Seven years ago an intermediary for the prime minister of Iraqi Kurdistan, Nechirvan Barzani, asked the architect Daniel Libeskind to design a museum. It was to be built in the autonomous region’s capital city, Erbil, in the northern part of Iraq, and it would be the first, Barzani told him through the intermediary, to tell the story of his people, an ethnic minority that’s survived decades of violence and oppression. The prime minister imagined an institution that would confront past horrors—in particular, Saddam Hussein’s genocidal attack on the Kurds in the late 1980s, which Kurds call the Anfal—as well as celebrate Kurdish culture. And it would cement Erbil’s status as a world-class tourist destination. 

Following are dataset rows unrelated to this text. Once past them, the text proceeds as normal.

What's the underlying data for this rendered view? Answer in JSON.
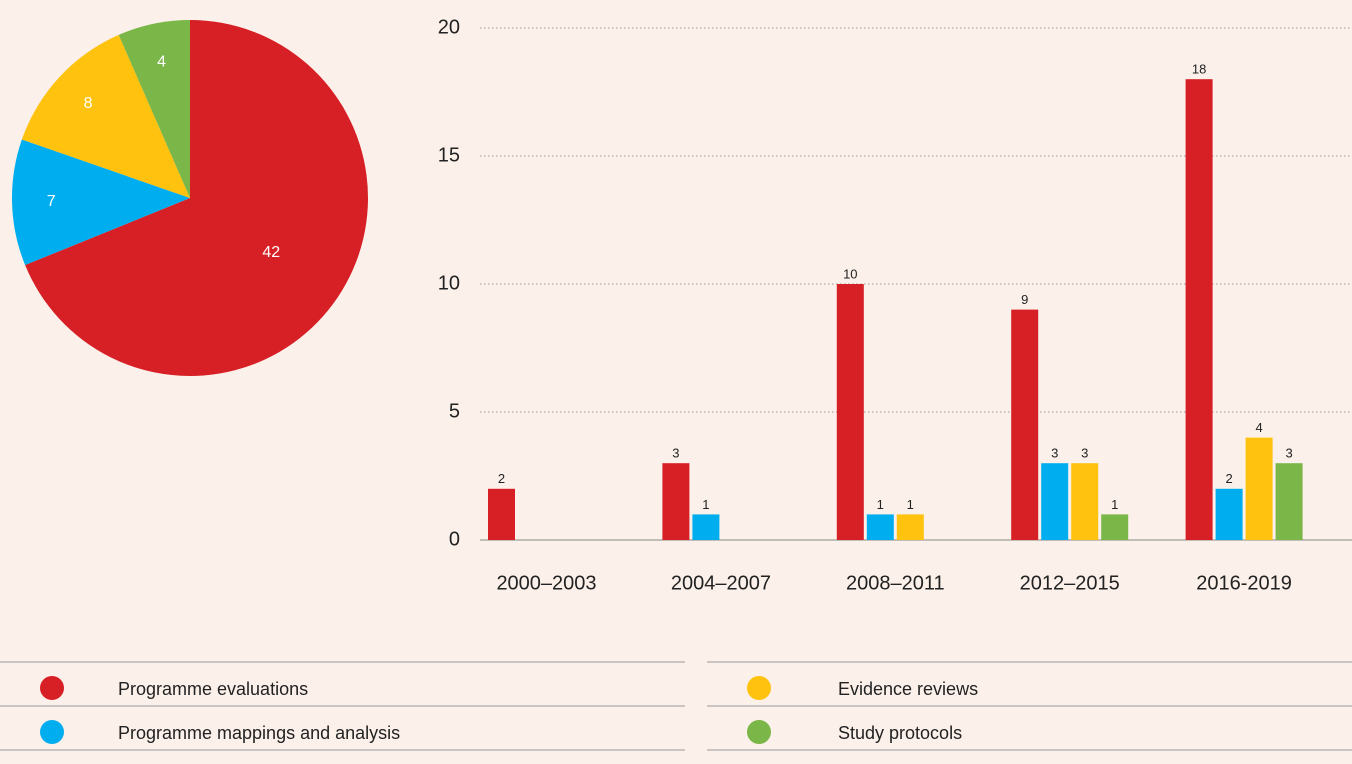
{
  "chart_data": [
    {
      "type": "pie",
      "values": [
        42,
        7,
        8,
        4
      ],
      "colors": [
        "#d71f26",
        "#00aeef",
        "#ffc20e",
        "#7ab648"
      ]
    },
    {
      "type": "bar",
      "categories": [
        "2000–2003",
        "2004–2007",
        "2008–2011",
        "2012–2015",
        "2016-2019"
      ],
      "series": [
        {
          "name": "Programme evaluations",
          "color": "#d71f26",
          "values": [
            2,
            3,
            10,
            9,
            18
          ]
        },
        {
          "name": "Programme mappings and analysis",
          "color": "#00aeef",
          "values": [
            null,
            1,
            1,
            3,
            2
          ]
        },
        {
          "name": "Evidence reviews",
          "color": "#ffc20e",
          "values": [
            null,
            null,
            1,
            3,
            4
          ]
        },
        {
          "name": "Study protocols",
          "color": "#7ab648",
          "values": [
            null,
            null,
            null,
            1,
            3
          ]
        }
      ],
      "ylim": [
        0,
        20
      ],
      "yticks": [
        0,
        5,
        10,
        15,
        20
      ],
      "grid": true
    }
  ]
}
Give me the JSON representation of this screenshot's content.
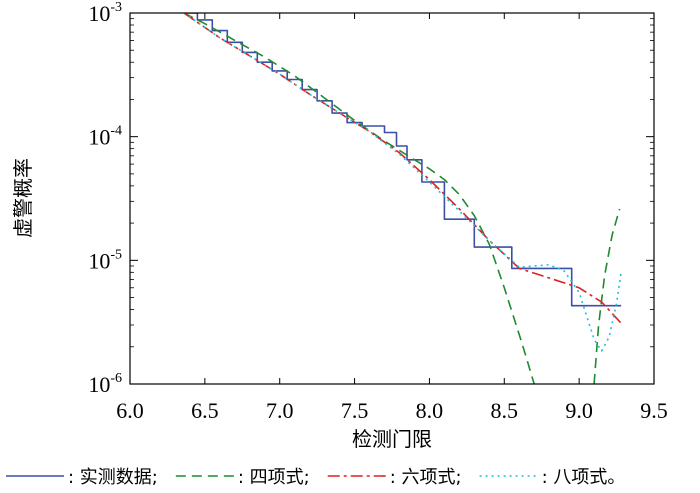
{
  "chart_data": {
    "type": "line",
    "xlabel": "检测门限",
    "ylabel": "虚警概率",
    "xlim": [
      6.0,
      9.5
    ],
    "ylim": [
      1e-06,
      0.001
    ],
    "yscale": "log",
    "grid": false,
    "legend_position": "bottom",
    "x_ticks": [
      "6.0",
      "6.5",
      "7.0",
      "7.5",
      "8.0",
      "8.5",
      "9.0",
      "9.5"
    ],
    "y_ticks": [
      {
        "base": "10",
        "exp": "-6",
        "value": 1e-06
      },
      {
        "base": "10",
        "exp": "-5",
        "value": 1e-05
      },
      {
        "base": "10",
        "exp": "-4",
        "value": 0.0001
      },
      {
        "base": "10",
        "exp": "-3",
        "value": 0.001
      }
    ],
    "series": [
      {
        "name": ": 实测数据;",
        "color": "#3b4fa8",
        "dash": "",
        "step": true,
        "x": [
          6.36,
          6.45,
          6.55,
          6.65,
          6.75,
          6.85,
          6.95,
          7.05,
          7.15,
          7.25,
          7.35,
          7.45,
          7.55,
          7.62,
          7.7,
          7.78,
          7.85,
          7.95,
          8.1,
          8.3,
          8.55,
          8.95,
          9.28
        ],
        "y": [
          0.001,
          0.00088,
          0.00072,
          0.00058,
          0.00048,
          0.0004,
          0.00034,
          0.00029,
          0.00024,
          0.000195,
          0.000155,
          0.00013,
          0.000122,
          0.000122,
          0.000108,
          8.4e-05,
          6.5e-05,
          4.3e-05,
          2.15e-05,
          1.28e-05,
          8.6e-06,
          4.3e-06,
          4.3e-06
        ]
      },
      {
        "name": ": 四项式;",
        "color": "#1f8a2e",
        "dash": "10,6",
        "step": false,
        "x": [
          6.36,
          6.5,
          6.7,
          6.9,
          7.1,
          7.3,
          7.5,
          7.7,
          7.9,
          8.0,
          8.1,
          8.2,
          8.3,
          8.4,
          8.5,
          8.6,
          8.65,
          8.68,
          8.7
        ],
        "y": [
          0.001,
          0.00082,
          0.0006,
          0.00044,
          0.00031,
          0.000205,
          0.000135,
          9.2e-05,
          6.5e-05,
          5.5e-05,
          4.5e-05,
          3.4e-05,
          2.3e-05,
          1.35e-05,
          6e-06,
          2.5e-06,
          1.6e-06,
          1.2e-06,
          1e-06
        ]
      },
      {
        "name": "",
        "color": "#1f8a2e",
        "dash": "10,6",
        "step": false,
        "x": [
          9.1,
          9.13,
          9.17,
          9.22,
          9.27
        ],
        "y": [
          1e-06,
          3e-06,
          7.5e-06,
          1.6e-05,
          2.6e-05
        ]
      },
      {
        "name": ": 六项式;",
        "color": "#e02020",
        "dash": "12,4,3,4",
        "step": false,
        "x": [
          6.36,
          6.6,
          6.8,
          7.0,
          7.2,
          7.4,
          7.6,
          7.8,
          8.0,
          8.2,
          8.4,
          8.6,
          8.8,
          9.0,
          9.15,
          9.28
        ],
        "y": [
          0.001,
          0.00063,
          0.00045,
          0.00032,
          0.00022,
          0.000155,
          0.00011,
          7.4e-05,
          4.5e-05,
          2.6e-05,
          1.45e-05,
          8.6e-06,
          7.2e-06,
          6e-06,
          4.6e-06,
          3.1e-06
        ]
      },
      {
        "name": ": 八项式。",
        "color": "#20c0d8",
        "dash": "2,4",
        "step": false,
        "x": [
          6.36,
          6.6,
          6.8,
          7.0,
          7.2,
          7.4,
          7.6,
          7.8,
          8.0,
          8.2,
          8.4,
          8.6,
          8.8,
          8.9,
          9.0,
          9.1,
          9.15,
          9.2,
          9.25,
          9.28
        ],
        "y": [
          0.001,
          0.00063,
          0.00045,
          0.00032,
          0.00022,
          0.000155,
          0.00011,
          7.2e-05,
          4.3e-05,
          2.5e-05,
          1.45e-05,
          8.8e-06,
          9.2e-06,
          8.2e-06,
          5.5e-06,
          2.3e-06,
          1.85e-06,
          2.4e-06,
          4.5e-06,
          8e-06
        ]
      }
    ]
  }
}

At the time, in 2009, this seemed achievable. Parts of Iraq were still in turmoil, but Erbil was attracting foreign investment and building shopping malls and hotels. The city’s governor took to calling it the new Dubai. Even in relatively peaceful times, though, a museum dedicated to Kurdish identity is a sensitive proposition. The Kurds, most of whom are Muslim, do not have their own country. They live in a region that crosses the borders of Iraq, Iran, Syria, and Turkey, and they’ve often been persecuted in all four. So Barzani’s representative made an extraordinary request: He asked Libeskind to keep the project a secret. The architect agreed, and over the years he’s limited word of the project to senior staff, who were instructed not to discuss it. When media or clients came through his New York studio, staff scooped up the project’s designs and stowed them away in drawers and cupboards until the visitors had left.